Currently there are several ongoing clinical trials in Phase I-III using "universal donor" mesenchymal stem cells in non-conditioned recipients for treatment of Crohn's disease [81], GVHD [82], and myocardial infarction [83]. Although these cells are bone marrow expanded mesenchymal cells, the superior proliferative potential of cord blood mesenchymal cells may allow them to not only escape immune destruction, but also expand in vivo and mediate therapeutic effects superior to those derived from the bone marrow. The fact that regulatory agencies have allowed advancement of "off-the-shelf" universal donor mesenchymal stem cells supports the numerous reports of clinical efficacy in an allogeneic setting.

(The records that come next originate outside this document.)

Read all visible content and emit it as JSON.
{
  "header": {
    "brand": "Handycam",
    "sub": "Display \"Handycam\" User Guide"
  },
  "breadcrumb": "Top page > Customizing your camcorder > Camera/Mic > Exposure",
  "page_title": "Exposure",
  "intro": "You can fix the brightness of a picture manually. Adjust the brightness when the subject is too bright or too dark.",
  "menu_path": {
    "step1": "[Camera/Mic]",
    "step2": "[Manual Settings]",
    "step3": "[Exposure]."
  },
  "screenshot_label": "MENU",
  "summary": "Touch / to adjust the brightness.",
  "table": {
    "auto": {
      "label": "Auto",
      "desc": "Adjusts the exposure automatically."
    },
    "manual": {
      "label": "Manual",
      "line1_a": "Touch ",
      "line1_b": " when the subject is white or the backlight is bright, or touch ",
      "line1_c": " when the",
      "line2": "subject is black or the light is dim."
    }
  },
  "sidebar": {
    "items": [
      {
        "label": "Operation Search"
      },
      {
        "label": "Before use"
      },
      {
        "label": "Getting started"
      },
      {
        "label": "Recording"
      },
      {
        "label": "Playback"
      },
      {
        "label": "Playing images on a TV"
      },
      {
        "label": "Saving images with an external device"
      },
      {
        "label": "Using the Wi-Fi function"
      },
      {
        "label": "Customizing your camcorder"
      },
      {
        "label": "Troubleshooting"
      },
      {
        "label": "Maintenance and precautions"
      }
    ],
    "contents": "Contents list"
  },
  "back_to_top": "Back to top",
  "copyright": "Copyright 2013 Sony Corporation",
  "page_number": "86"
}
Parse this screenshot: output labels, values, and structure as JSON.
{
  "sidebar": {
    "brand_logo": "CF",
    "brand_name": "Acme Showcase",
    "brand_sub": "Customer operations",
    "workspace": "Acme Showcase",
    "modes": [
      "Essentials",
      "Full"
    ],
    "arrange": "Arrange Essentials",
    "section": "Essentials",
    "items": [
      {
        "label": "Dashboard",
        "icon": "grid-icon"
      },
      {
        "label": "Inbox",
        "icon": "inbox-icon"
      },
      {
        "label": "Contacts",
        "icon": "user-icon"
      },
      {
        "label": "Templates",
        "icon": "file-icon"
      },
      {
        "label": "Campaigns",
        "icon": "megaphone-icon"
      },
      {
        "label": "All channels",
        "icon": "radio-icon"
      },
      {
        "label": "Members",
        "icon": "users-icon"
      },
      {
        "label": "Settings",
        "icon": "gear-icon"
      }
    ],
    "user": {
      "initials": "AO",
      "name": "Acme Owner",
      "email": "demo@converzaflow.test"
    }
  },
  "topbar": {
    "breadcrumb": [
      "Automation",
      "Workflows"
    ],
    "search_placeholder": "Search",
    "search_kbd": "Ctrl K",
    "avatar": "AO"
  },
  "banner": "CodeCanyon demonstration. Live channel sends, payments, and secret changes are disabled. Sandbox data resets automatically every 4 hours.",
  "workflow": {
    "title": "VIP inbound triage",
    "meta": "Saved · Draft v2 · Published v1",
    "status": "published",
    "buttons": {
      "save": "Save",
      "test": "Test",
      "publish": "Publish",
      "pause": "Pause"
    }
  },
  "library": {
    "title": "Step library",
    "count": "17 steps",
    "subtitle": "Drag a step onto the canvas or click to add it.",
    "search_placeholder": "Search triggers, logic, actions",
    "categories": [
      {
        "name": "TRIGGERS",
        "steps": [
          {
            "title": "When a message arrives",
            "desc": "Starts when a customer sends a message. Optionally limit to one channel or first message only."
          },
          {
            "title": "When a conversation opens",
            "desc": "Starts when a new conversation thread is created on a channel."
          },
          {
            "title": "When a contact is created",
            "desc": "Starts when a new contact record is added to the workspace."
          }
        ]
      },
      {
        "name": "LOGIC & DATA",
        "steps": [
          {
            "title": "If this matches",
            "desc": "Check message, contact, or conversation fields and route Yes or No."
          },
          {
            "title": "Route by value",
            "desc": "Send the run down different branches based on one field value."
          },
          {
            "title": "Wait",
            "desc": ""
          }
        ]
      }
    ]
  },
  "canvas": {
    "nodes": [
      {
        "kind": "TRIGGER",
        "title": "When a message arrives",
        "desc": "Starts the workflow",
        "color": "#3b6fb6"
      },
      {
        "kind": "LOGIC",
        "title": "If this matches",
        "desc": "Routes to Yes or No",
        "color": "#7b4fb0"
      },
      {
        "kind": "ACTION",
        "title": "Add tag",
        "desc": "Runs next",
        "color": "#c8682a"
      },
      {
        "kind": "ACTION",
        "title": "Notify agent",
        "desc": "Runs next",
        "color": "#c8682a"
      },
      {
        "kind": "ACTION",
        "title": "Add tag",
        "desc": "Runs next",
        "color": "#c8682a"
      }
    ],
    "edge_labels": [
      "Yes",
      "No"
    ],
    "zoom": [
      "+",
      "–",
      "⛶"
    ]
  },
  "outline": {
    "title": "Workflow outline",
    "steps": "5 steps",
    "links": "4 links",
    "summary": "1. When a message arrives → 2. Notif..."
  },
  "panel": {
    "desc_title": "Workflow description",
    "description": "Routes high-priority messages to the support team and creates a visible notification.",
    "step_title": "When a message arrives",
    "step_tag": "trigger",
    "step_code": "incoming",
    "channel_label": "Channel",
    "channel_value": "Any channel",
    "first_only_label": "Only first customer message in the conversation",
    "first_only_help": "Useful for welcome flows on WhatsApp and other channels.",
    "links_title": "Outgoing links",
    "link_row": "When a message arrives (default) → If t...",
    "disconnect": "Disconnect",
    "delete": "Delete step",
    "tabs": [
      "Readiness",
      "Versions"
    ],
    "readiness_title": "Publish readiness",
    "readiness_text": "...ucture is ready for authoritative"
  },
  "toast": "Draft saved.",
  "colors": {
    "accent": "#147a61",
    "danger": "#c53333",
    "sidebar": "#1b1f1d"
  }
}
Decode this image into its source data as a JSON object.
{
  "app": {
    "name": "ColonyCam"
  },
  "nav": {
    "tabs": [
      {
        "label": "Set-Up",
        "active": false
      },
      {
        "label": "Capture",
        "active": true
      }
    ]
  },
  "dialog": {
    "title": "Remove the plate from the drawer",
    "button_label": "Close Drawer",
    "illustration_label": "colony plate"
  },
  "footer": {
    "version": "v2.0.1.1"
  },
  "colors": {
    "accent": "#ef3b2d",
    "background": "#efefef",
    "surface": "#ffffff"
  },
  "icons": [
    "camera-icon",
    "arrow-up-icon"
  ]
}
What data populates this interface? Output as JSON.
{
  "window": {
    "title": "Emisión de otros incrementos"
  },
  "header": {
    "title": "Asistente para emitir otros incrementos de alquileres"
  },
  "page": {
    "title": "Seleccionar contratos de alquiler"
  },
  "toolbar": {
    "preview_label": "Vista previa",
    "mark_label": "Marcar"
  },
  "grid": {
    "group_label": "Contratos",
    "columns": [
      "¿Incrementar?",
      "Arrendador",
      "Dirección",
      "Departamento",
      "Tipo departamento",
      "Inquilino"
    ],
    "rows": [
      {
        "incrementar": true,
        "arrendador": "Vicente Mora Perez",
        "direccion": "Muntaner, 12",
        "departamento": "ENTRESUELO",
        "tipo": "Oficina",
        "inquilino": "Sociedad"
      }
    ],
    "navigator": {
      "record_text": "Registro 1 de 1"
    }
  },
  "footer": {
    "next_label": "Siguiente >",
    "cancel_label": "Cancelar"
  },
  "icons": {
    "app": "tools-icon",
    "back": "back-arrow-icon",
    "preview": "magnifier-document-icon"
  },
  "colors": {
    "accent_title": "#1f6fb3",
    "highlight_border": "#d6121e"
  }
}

Clinical evidence of cord blood efficacy in absence of myeloablation

To the knowledge of the authors, there have only been 3 published reports of non-conditioned recipients receiving cord blood cells for regenerative purposes. The first report is of 4 patients with Buerger's disease who were administered 4/6 HLA matched allogeneic cord blood cells locally in the area of limb ischemia. In all patients rest pain disappeared and necrotic lesions healed approximately 4 weeks subsequent to cell administration. Significant angiographically evidenced neoangiogenesis proximal to area of administration was observed [84]. No graft versus host, or inflammation was observed at the site of injection. The second published report is of a matrix delivered allogeneic cord blood dose to a patient who suffered from spinal cord injury. Improved sensory perception and movement was observed, as well as CT and MRI observation of tissue regeneration at site of injury was reported [85]. The third report described 2 patients with non-healing wounds who were treated with autologous fibrin glue containing matched (2 mismatches allowed) allogeneic cord blood isolated CD34+ cells. Significant wound healing was observed with no indication of GVHD at 3 and 7 months subsequent to treatment [86]. These reports give some suggestion that administration of mismatched cord blood stem cells may endow potentially therapeutic benefit without rejection, at least immediate rejection, by the host versus graft process. More importantly, these studies demonstrate that allogeneic cord blood cells may be used clinically without immune-mediated clearing before therapeutic properties are exerted.